Towns and Villages in the Cotswold’s are home to some of the most bucolic historic villages in all of England. Well-preserved quintessentially English market towns known for their honey-hued rock cottages and narrow meandering lanes. Villages sprinkled with ancient steeple topped churches and small local pubs, the Cotswold’s is a charming choice for a few weeks in the British countryside.
Since being declared an Area of Outstanding Natural Beauty (AONB) back in 1966, the Cotswolds has become one of the UK’s most-loved tourist destinations – and it’s easy to see why. The Cotswolds are special because of their concentration of English beauty, mixed with their extensive history leading back to the Romans and Anglo-Saxons. It’s as if these little villages are stuck in time. The Cotswolds are famous for some of the most picturesque villages that you will find! These villages offer traditional, charming and quaint characteristics (such as the beautifully built Cotswold stone properties), with fantastic places to eat and drink plus an abundance of rural walks and activities.
The area stretches across several counties of Oxfordshire, Gloucestershire, Wiltshire, Worcestershire, Somerset and Warwickshire. Rolling hills and wide-open fields bordered by sweet stone villages brimming with fabulous antique stores, cheese shoppes, boutique hotels and small taverns. Among the smashing country retreats, historic houses and gardens, you will find some sweet boutique hotels. And a few exceptional Manor Homes. With its exquisite Cotswold stone buildings, award-winning gardens and beautiful interiors, our favorite estate is ‘the’ Cotswold’s best kept secret for those wanting an intimate quiet escape. Classic English Cottages, Family friendly holiday homes, and posh English Manor Home are available, but one should pencil the diary as soon as possible, chop chop! Cozy cottages are some of the finest holiday cottages in England and they book quickly.
We have options for many private Manor Houses. One magical estate is at the heart of the Cotswolds in a picturesque English village near Gloucestershire. The Estate is available for exclusive rental and can host groups of up to 34 adults. The Estate comprises the five-bedroom Manor House – that can dine up to 34 people – the five-bedroom Barn, the two one-bedroom cottages – Peacock Shed and Cow Byre – and the new three-bedroom Granary. The five-bedroom newly renovated – 2017 / 18 – Manor House, privately owned since the 15th century, is meticulously maintained, and has the luxury of being steeped in English history yet ensuring guests all the modern comforts and amenities for a relaxing stay. The property includes large walled gardens with long water feature overlooking the River Windrush and gently rolling fields, providing an unrivaled setting for a quiet entertaining – tea in the garden, canapés on terraces… swoon!

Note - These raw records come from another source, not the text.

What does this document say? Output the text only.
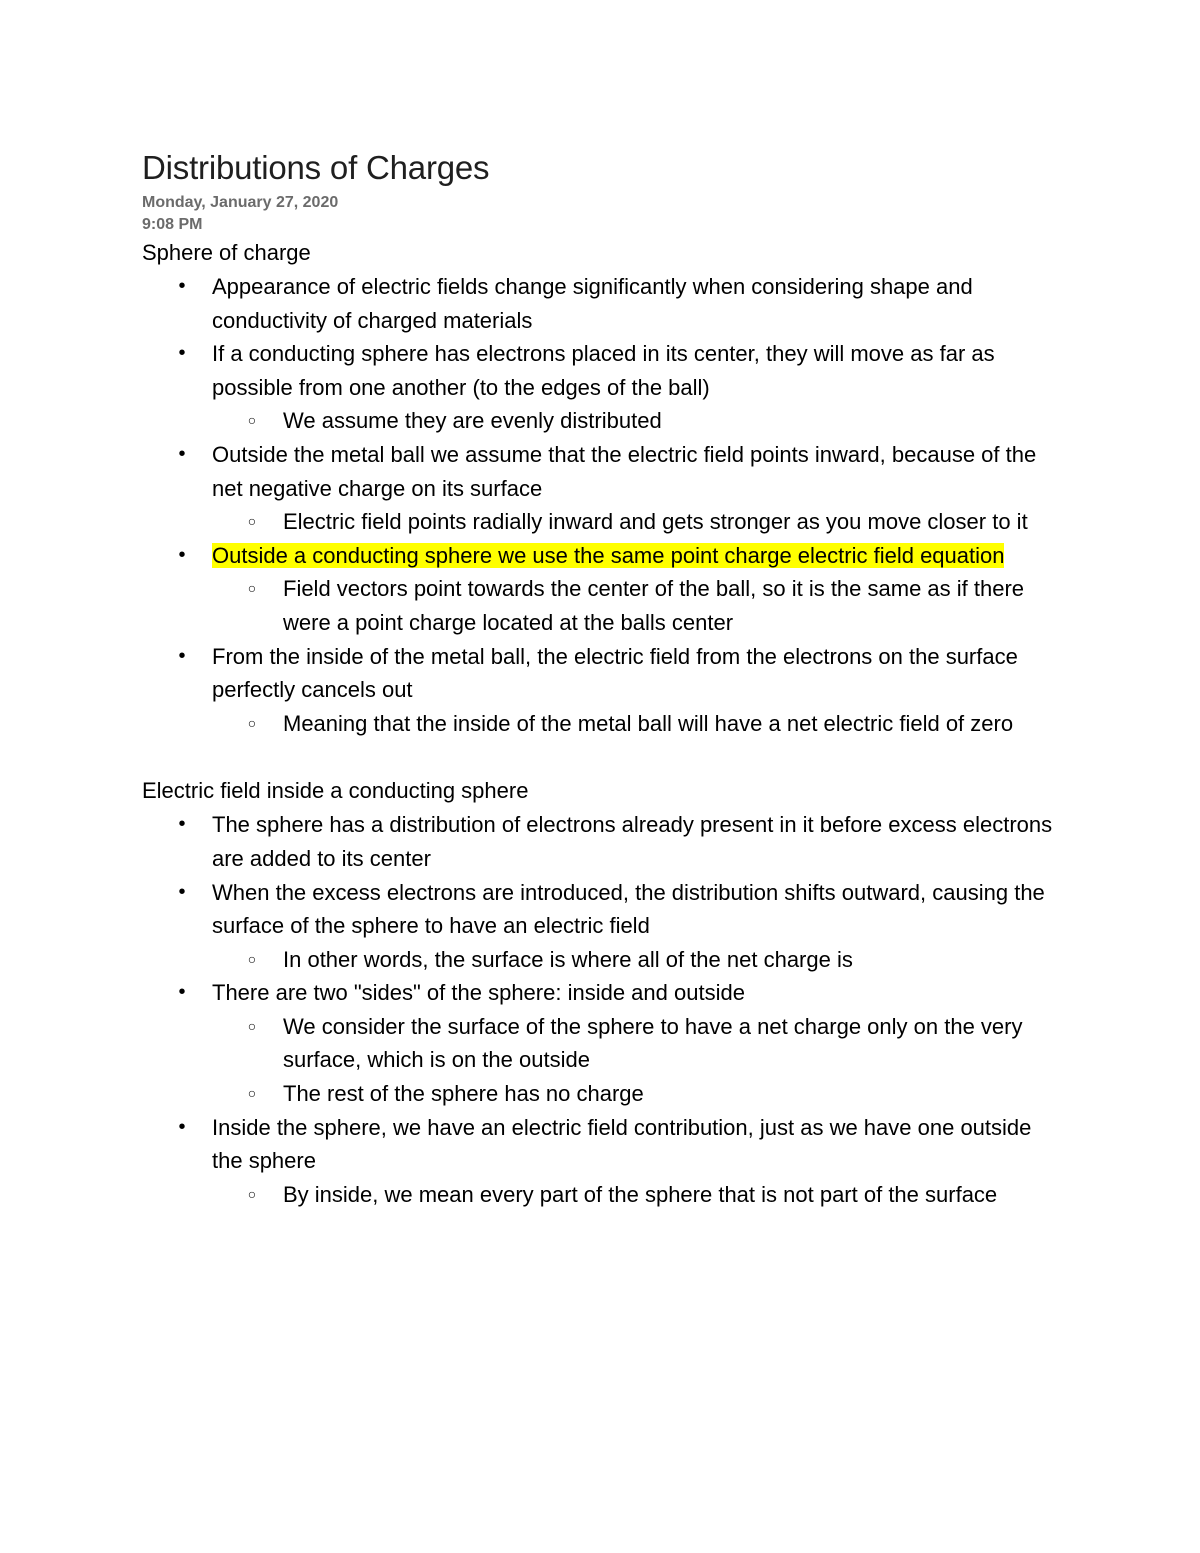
Distributions of Charges
Monday, January 27, 2020
9:08 PM
Sphere of charge
• Appearance of electric fields change significantly when considering shape and conductivity of charged materials
• If a conducting sphere has electrons placed in its center, they will move as far as possible from one another (to the edges of the ball)
○ We assume they are evenly distributed
• Outside the metal ball we assume that the electric field points inward, because of the net negative charge on its surface
○ Electric field points radially inward and gets stronger as you move closer to it
• Outside a conducting sphere we use the same point charge electric field equation
○ Field vectors point towards the center of the ball, so it is the same as if there were a point charge located at the balls center
• From the inside of the metal ball, the electric field from the electrons on the surface perfectly cancels out
○ Meaning that the inside of the metal ball will have a net electric field of zero
Electric field inside a conducting sphere
• The sphere has a distribution of electrons already present in it before excess electrons are added to its center
• When the excess electrons are introduced, the distribution shifts outward, causing the surface of the sphere to have an electric field
○ In other words, the surface is where all of the net charge is
• There are two "sides" of the sphere: inside and outside
○ We consider the surface of the sphere to have a net charge only on the very surface, which is on the outside
○ The rest of the sphere has no charge
• Inside the sphere, we have an electric field contribution, just as we have one outside the sphere
○ By inside, we mean every part of the sphere that is not part of the surface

‘One of the finest, if not the very best of the small Cotswold Tudor Houses.’ This is how the celebrated British architectural historian and author, Sir Nikolaus Pevsner who was awarded the Gold medal from the Royal Institute of British Architects, has described the Grade 1 listed the Manor in the book The Buildings of England. (Gloucestershire 1: The Cotswolds by David Verey and Alan Brooks the inheritors of the Pevsner Architectural Guides).
The Manor can be reserved with the nearby Granary (sleeps six) or as the entire estate including The Barn, ideal for very special occasions, weddings and corporate retreats. The Barn is a contemporary self-catering barn conversion with six luxurious ensuite bedrooms sleeping 12 to 14 guests; with its five themed suites, which includes the elegant gold bedroom, exotic African bedroom and feminine pink bedroom, the barn blends contemporary style and amenities with traditional Cotswold charm. When staying at exquisite Manor Estate you have exclusive use of the all-weather tennis court and both hot tubs.
And if you didn’t know the meaning of Cotswolds: Wolds – gentle hills. ‘Cots’ – sheep enclosures. So ‘Cotswolds’ probably just means an area of gentle hills with plenty of sheep around. There’s another theory that the name is based on Cod’s – Wold (Cod being a certain Saxon landowner).
Cotswold stone is a yellow oolitic Jurassic limestone. This limestone is rich in fossils, particularly of fossilized sea urchins. When weathered, the color of buildings made or faced with this stone is often described as honey or golden.
Pack the delicate white linens and floppy hats and straw boaters for the gentlemen! Practice fine phrases:: Fine and Dandy, Fit as a Butcher’s Dog, Tickety Boo and Hunky Dory!